Morfydd Clark in ‘Saint Maud’

From film to TV, animation to gaming, the UK independent screen sector is a global powerhouse.

Jude Law, Riz Ahmed, Carey Mulligan and Olivia Colman all owe their careers to British-made indie films. These global stars got their first breaks in home-grown productions, rising to become Oscar nominees and winners in their own right. And right now, the toast of this year’s awards season is Rocks - a low-budget independent movie set and filmed in East London.

The UK screen sector is doing this country proud - and we’ll get to celebrate its successes on Sunday night when part of the Academy Awards will be streamed live from the BFI Southbank, in the first-ever Oscars UK-satellite event.

But it’s not just film. We outshine and out-create other nations with our gaming industry, too - with video games like Fall Guys and F1 2020 entertaining millions of people through lockdown.

But this industry is about more than taking our favourite stories and sharing them on screen.  It drives our economy. The UK independent film production sector alone was worth more than £200 million in 2019 - supporting tens of thousands of jobs across the country. 

This is great, but I know we can go further.

Now that we’ve left the EU, we can make sure this money goes to promote the best of British storytelling talent on the world stage. So today I’m launching a new UK Global Screen Fund to export our best films, TV, animation and gaming to the rest of the world. 

We want to recreate the success of independent films like The Father and Saint Maud, and animations like The Tiger Who Came To Tea. Projects that are dreamt up in bedrooms, workshops and smaller studios, by people who don’t necessarily have the budget to share their work across the world - but who deserve the biggest audience they can get.  

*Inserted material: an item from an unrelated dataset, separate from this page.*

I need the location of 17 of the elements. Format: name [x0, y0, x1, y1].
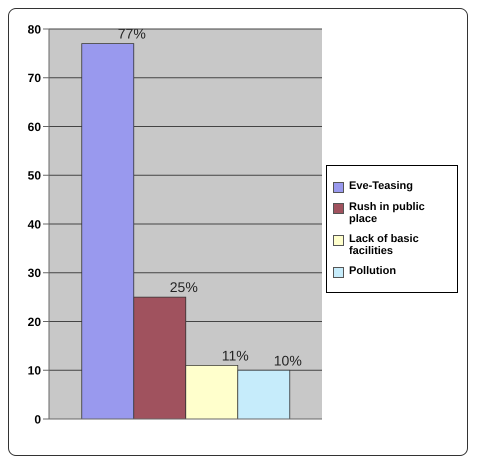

Our creative industries have so much potential. Now we’re going to unleash talent from every corner of the UK - whether it’s a Northern Irish filmmaker, an animator from Wales or a video game creator from Scotland.

The fund will support the best of our home-grown talent to export their films overseas, and to co-produce with international partners. It will help them develop more international-facing businesses. 

There’s a clear return on this investment. The more we get independent productions shown overseas, the more investment our screen sectors will attract - creating jobs and promoting growth across the country. 

You’ll see an impact in towns and cities in every corner of the UK. Whether it’s through using a local heritage site as a filming location for the next Downton Abbey, or building an editing suite in the town centre - we can all benefit from investment in our screen sectors.

We’re making this investment at a time when the UK film industry is booming. Our studios are running at capacity, with demand at an all-time high. We’ve kept the cameras rolling through our £500 million Film and TV Restart Scheme, and supported creatives across the country through our £2 billion Culture Recovery Fund. That’s enabled them to survive. Now we’re going to make sure they thrive after Covid.